Vanna.AI Data Security FAQ
Vanna AI Architecture
Vanna AI Core Python Package
The Vanna AI Core Python Package is a Python package that provides a set of tools for connecting to various databases, generating SQL queries using AI, running SQL queries, generating visualizations, and related functionality. The package is designed to be extensible, allowing users to add or modify functionality as needed.
In order to function, the Python package needs 2 major components - a large language model (LLM) and a retrieval augmentation layer. The LLM is responsible for generating SQL queries from natural language questions, while the retrieval augmentation layer is responsible for providing context to the LLM. The retrieval augmentation layer is trained on a combination of DDL statements, documentation strings, SQL statements, and question-SQL pairs.
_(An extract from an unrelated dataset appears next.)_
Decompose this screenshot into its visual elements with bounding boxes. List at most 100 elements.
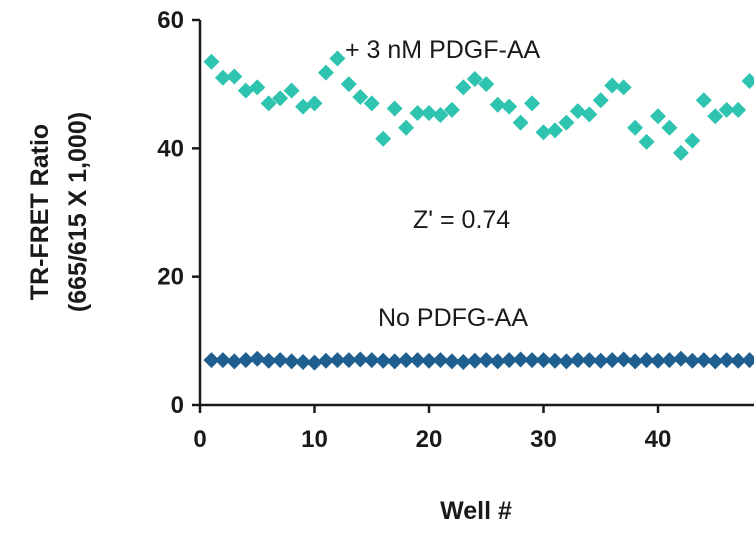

You may choose to use the Vanna AI Core Python Package with your own LLM and retrieval augmentation or you may choose to use the Vanna AI Hosted Services, which provide access to an LLM and retrieval augmentation layer.
Code Integrity
The core Python package is an open-source project, and the code is available on GitHub. Code that is contributed to the project is reviewed by the Vanna AI team before being merged into the main codebase. The code is also subject to automated testing and linting to ensure that it meets the project's standards.
Vanna AI Hosted Services
If you use Vanna's hosted services, the training data is stored on Vanna's servers. Some of that data is sent to the LLM for the purpose of generating SQL queries or related functionality.
Data Stored
-
DDL statements that were used to train the system (e.g. from
vn.train(ddl=...)
) -
Documentation strings that were used to train the system (e.g. from
vn.train(documentation=...)
) -
SQL statements that were used to train the system (e.g. from
vn.train(sql=...)
) -
Question-SQL pairs that were used to train the system (e.g. from
vn.train(question=..., sql=...)
)
Data Sent to LLM
During each call, a subset of the data stored is sent to the LLM for the purpose of generating SQL queries or related functionality. This data is sent securely over HTTPS.
Database contents are not sent to Vanna's servers or the LLM unless you specifically set the parameter
allow_llm_to_see_data = True
in the built-in Flask app or use functions like
vn.generate_summary
explicitly that require the LLM to "see" the data in order to produce an answer. This parameter is set to
False
by default.
For functionality that requires the LLM to "see" the data, the data is only sent to the LLM and not stored on Vanna's servers.
Database Credentials
Database credentials are only used in the context of the Python package and are not sent to Vanna's servers. They are used to connect to your database and run SQL queries locally wherever the Python package is running.
Third-Party Services
Vanna AI uses the following third-party services for hosting, storage, and other functionality. These services are chosen for their security and reliability.
- Microsoft Azure
- Google Cloud Platform
- Amazon Web Services
Employee Access
Vanna AI employees and contractors do not have direct access to the training data as a matter of everyday business. Access to the training data is restricted to a small number of employees who require access for the purpose of maintaining the system. All employees with access to the training data are required to sign a confidentiality agreement.
If you require support that requires Vanna AI employees to access your training data, you must e-mail [email protected] from the e-mail address associated with your account in order to authorize the support employee to view your training data for the purpose of providing support.